El arquitecto responde:
—Yo ahora mismo no te lo puedo asegurar…
Gonzalo Urquijo ha tardado solo dos minutos en pasar del usted con el que trataba al fiscal Romeral, un señor maduro de pelo cano y grandes entradas, a tutear a la abogada del Estado Fernández, una mujer joven. Se produce un primer momento de extrañeza en la sala, que se confirma en la segunda, en la tercera, en la cuarta respuesta, en toda la declaración. La abogada del Estado lo somete —siempre con el “usted” y el “señor” por delante— a un interrogatorio mucho más preciso y documentado que el del fiscal, pero Gonzalo Urquijo, un hombre de 50 años, arquitecto de profesión, dueño de una empresa boyante que hasta le permite disponer de cuentas en Suiza, sigue tuteándola. No parece haber entendido, ni aun sentado en el banquillo de los acusados de la Audiencia Nacional justo al día siguiente al 8 de marzo, que esa forma desigual de tratamiento en función de quien sea el interlocutor, un hombre o una mujer, tiene un nombre muy feo que, precisamente, en días como el del lunes millones de mujeres de todo el mundo tratan de denunciar.
El juicio continúa. Tal vez por las mascarillas, el olor a rancio pasa inadvertido para el presidente del tribunal, que, o no se ha percatado del asunto o no ha considerado oportuno reconvenir al acusado. A las dos y media, 30 minutos más tarde del horario habitual, se levanta la sesión.

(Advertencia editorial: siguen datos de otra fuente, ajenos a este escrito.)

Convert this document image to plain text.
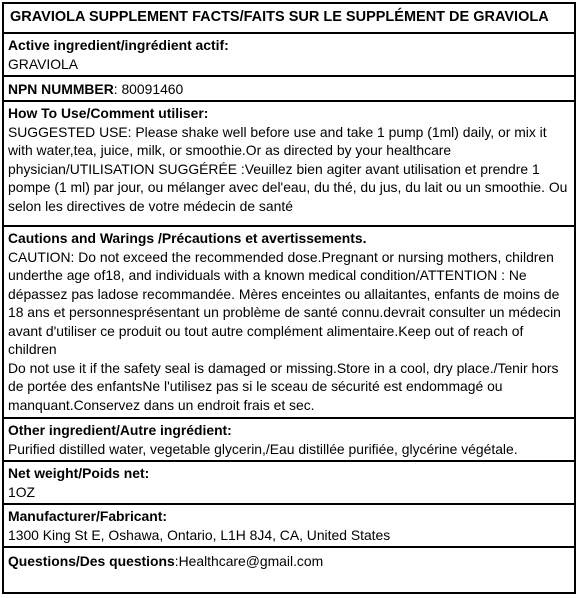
GRAVIOLA SUPPLEMENT FACTS/FAITS SUR LE SUPPLÉMENT DE GRAVIOLA
Active ingredient/ingrédient actif:
GRAVIOLA
NPN NUMMBER: 80091460
How To Use/Comment utiliser:
SUGGESTED USE: Please shake well before use and take 1 pump (1ml) daily, or mix it with water,tea, juice, milk, or smoothie.Or as directed by your healthcare physician/UTILISATION SUGGÉRÉE :Veuillez bien agiter avant utilisation et prendre 1 pompe (1 ml) par jour, ou mélanger avec del'eau, du thé, du jus, du lait ou un smoothie. Ou selon les directives de votre médecin de santé
Cautions and Warings /Précautions et avertissements.
CAUTION: Do not exceed the recommended dose.Pregnant or nursing mothers, children underthe age of18, and individuals with a known medical condition/ATTENTION : Ne dépassez pas ladose recommandée. Mères enceintes ou allaitantes, enfants de moins de 18 ans et personnesprésentant un problème de santé connu.devrait consulter un médecin avant d'utiliser ce produit ou tout autre complément alimentaire.Keep out of reach of children
Do not use it if the safety seal is damaged or missing.Store in a cool, dry place./Tenir hors de portée des enfantsNe l'utilisez pas si le sceau de sécurité est endommagé ou manquant.Conservez dans un endroit frais et sec.
Other ingredient/Autre ingrédient:
Purified distilled water, vegetable glycerin,/Eau distillée purifiée, glycérine végétale.
Net weight/Poids net:
1OZ
Manufacturer/Fabricant:
1300 King St E, Oshawa, Ontario, L1H 8J4, CA, United States
Questions/Des questions:Healthcare@gmail.com
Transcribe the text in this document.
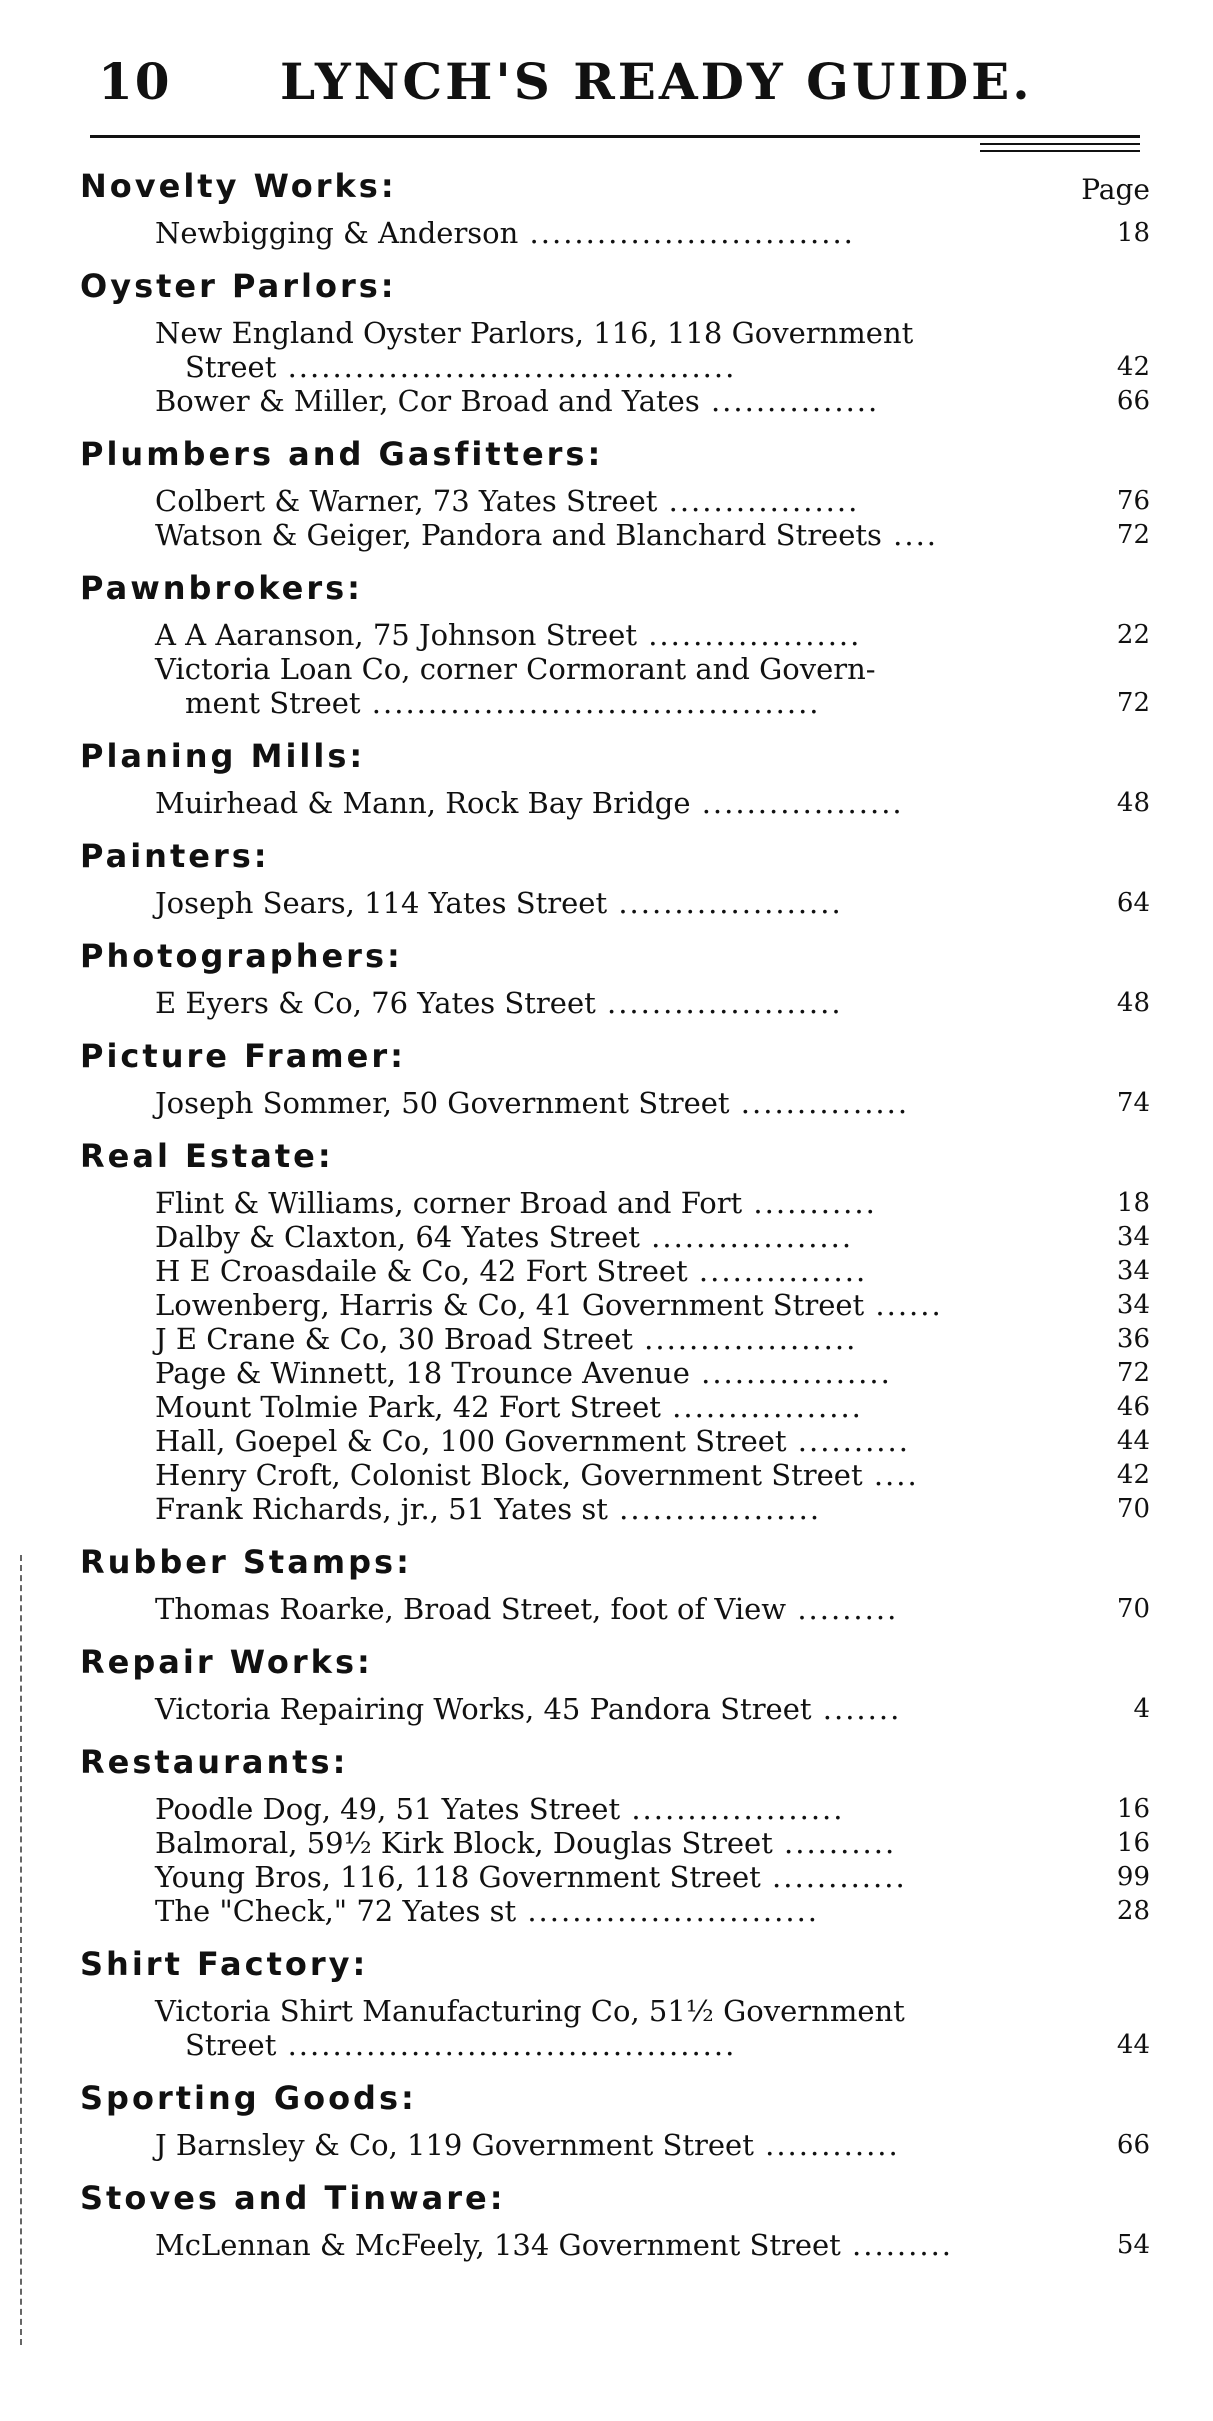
10 LYNCH'S READY GUIDE.
Novelty Works:	Page
Newbigging & Anderson .............................	18
Oyster Parlors:
New England Oyster Parlors, 116, 118 Government
Street ........................................	42
Bower & Miller, Cor Broad and Yates ...............	66
Plumbers and Gasfitters:
Colbert & Warner, 73 Yates Street .................	76
Watson & Geiger, Pandora and Blanchard Streets ....	72
Pawnbrokers:
A A Aaranson, 75 Johnson Street ...................	22
Victoria Loan Co, corner Cormorant and Govern-
ment Street ........................................	72
Planing Mills:
Muirhead & Mann, Rock Bay Bridge ..................	48
Painters:
Joseph Sears, 114 Yates Street ....................	64
Photographers:
E Eyers & Co, 76 Yates Street .....................	48
Picture Framer:
Joseph Sommer, 50 Government Street ...............	74
Real Estate:
Flint & Williams, corner Broad and Fort ...........	18
Dalby & Claxton, 64 Yates Street ..................	34
H E Croasdaile & Co, 42 Fort Street ...............	34
Lowenberg, Harris & Co, 41 Government Street ......	34
J E Crane & Co, 30 Broad Street ...................	36
Page & Winnett, 18 Trounce Avenue .................	72
Mount Tolmie Park, 42 Fort Street .................	46
Hall, Goepel & Co, 100 Government Street ..........	44
Henry Croft, Colonist Block, Government Street ....	42
Frank Richards, jr., 51 Yates st ..................	70
Rubber Stamps:
Thomas Roarke, Broad Street, foot of View .........	70
Repair Works:
Victoria Repairing Works, 45 Pandora Street .......	4
Restaurants:
Poodle Dog, 49, 51 Yates Street ...................	16
Balmoral, 59½ Kirk Block, Douglas Street ..........	16
Young Bros, 116, 118 Government Street ............	99
The "Check," 72 Yates st ..........................	28
Shirt Factory:
Victoria Shirt Manufacturing Co, 51½ Government
Street ........................................	44
Sporting Goods:
J Barnsley & Co, 119 Government Street ............	66
Stoves and Tinware:
McLennan & McFeely, 134 Government Street .........	54
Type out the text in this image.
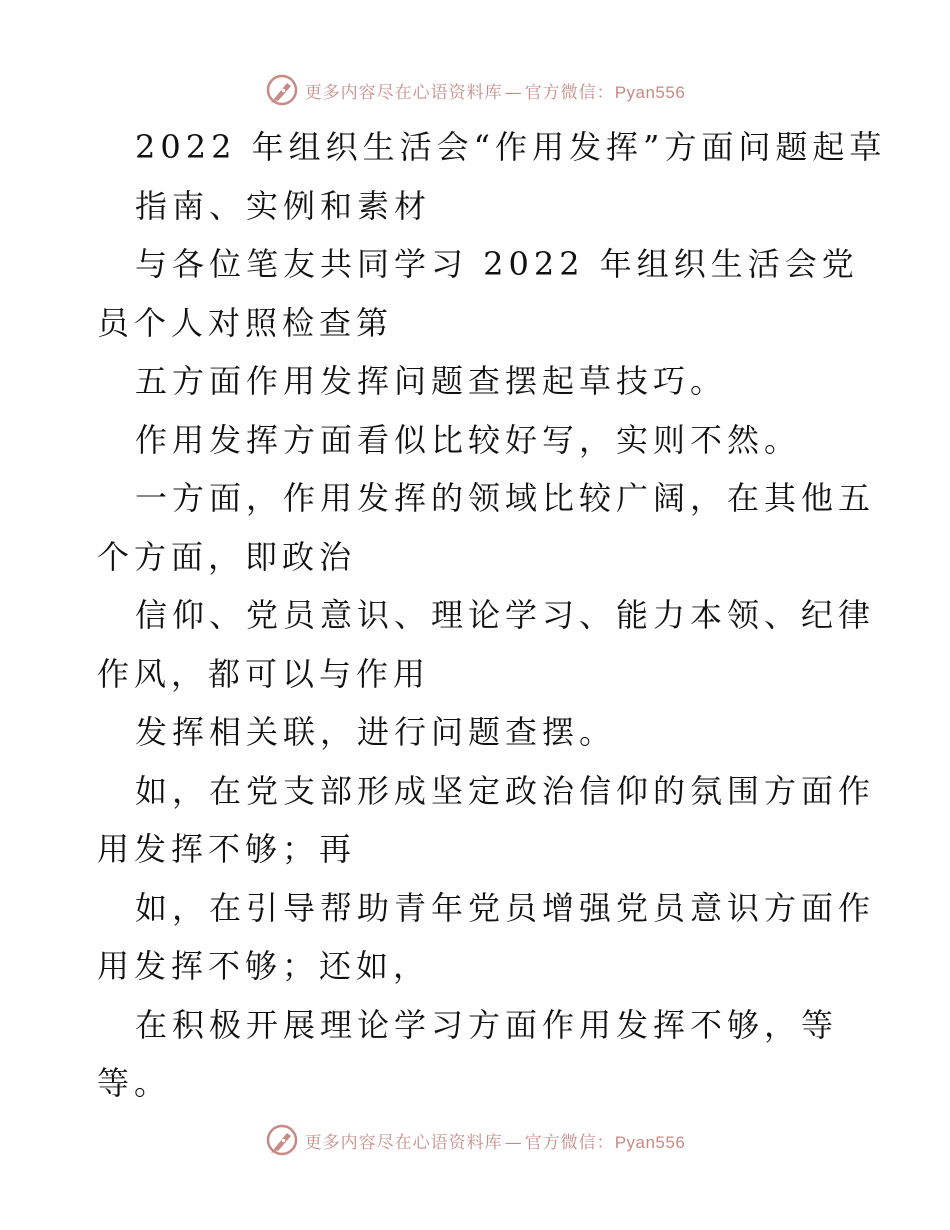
更多内容尽在心语资料库 — 官方微信：Pyan556

2022 年组织生活会“作用发挥”方面问题起草

指南、实例和素材

与各位笔友共同学习 2022 年组织生活会党员个人对照检查第

五方面作用发挥问题查摆起草技巧。

作用发挥方面看似比较好写，实则不然。

一方面，作用发挥的领域比较广阔，在其他五个方面，即政治

信仰、党员意识、理论学习、能力本领、纪律作风，都可以与作用

发挥相关联，进行问题查摆。

如，在党支部形成坚定政治信仰的氛围方面作用发挥不够；再

如，在引导帮助青年党员增强党员意识方面作用发挥不够；还如，

在积极开展理论学习方面作用发挥不够，等等。

更多内容尽在心语资料库 — 官方微信：Pyan556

Hay quien cree todavía que los juicios son aburridos. Nada más lejos de la realidad. Incluso en las sesiones plúmbeas, o precisamente por eso, se aprende algo, cada detalle es una pista, si no de un comportamiento criminal, sí de la condición humana. En la del martes, además del lío de papeles que tenía la empresa de Urquijo y sus triquiñuelas contables —para él absolutamente legales, ya veremos lo que dice la sentencia—, se ha podido comprobar el esfuerzo de Bárcenas por levantarse del barro. Uno de los dos malos oficiales de los últimos años —el otro es el comisario José Manuel Villarejo y no parece que vaya a abandonar su nuevo perfil de pirata— ha querido dejar claro durante su extensa declaración que reconoce su parte de culpa, pero que es más valiente y más digno que todos los empresarios que le entregaron dinero negro y que aquellos políticos que lo recibieron de sus manos y que tantos años después siguen negándolo. Dice que sí, que esas grabaciones fantasma que implican a Javier Arenas y a Mariano Rajoy se hicieron, y que tal vez estén por ahí, pero en sus palabras y en su tono se nota que hace esfuerzos por alejarse del perfil de hombre vengativo que quiere morir matando.
Hace además una cosa a la que no todos se atrevieron en el banquillo de los acusados, y ahí está el ejemplo no tan lejano de Juan Ignacio Zoido durante el juicio a la intentona secesionista. Si el exministro del Interior eludió la responsabilidad de la actuación policial del 1 de octubre descargándola en sus subordinados, Bárcenas está haciendo justo lo contrario. Intenta por todos los medios salvar la cara de sus subordinados. Tal vez no sea suficiente, ni desde el punto de vista legal ni desde el moral, teniendo en cuenta que durante casi 20 años conoció y perpetró los tejemanejes de un partido que, a la misma hora que dirigía el Ministerio de Hacienda, recaudaba dinero negro de empresarios corruptos para pagar un sobresueldo a ministros aparentemente impolutos; pero cuando vuelve a su sitio en el banquillo después de declarar parece tranquilo. Mira a su abogado, cruza los brazos y estira las piernas.
Desde el fondo de la sala se ve a tres hombres que cruzan los brazos a la vez, pero de forma distinta. Bárcenas, el arquitecto y el juez. De los tres, el que va a dormir en la cárcel parece el más relajado.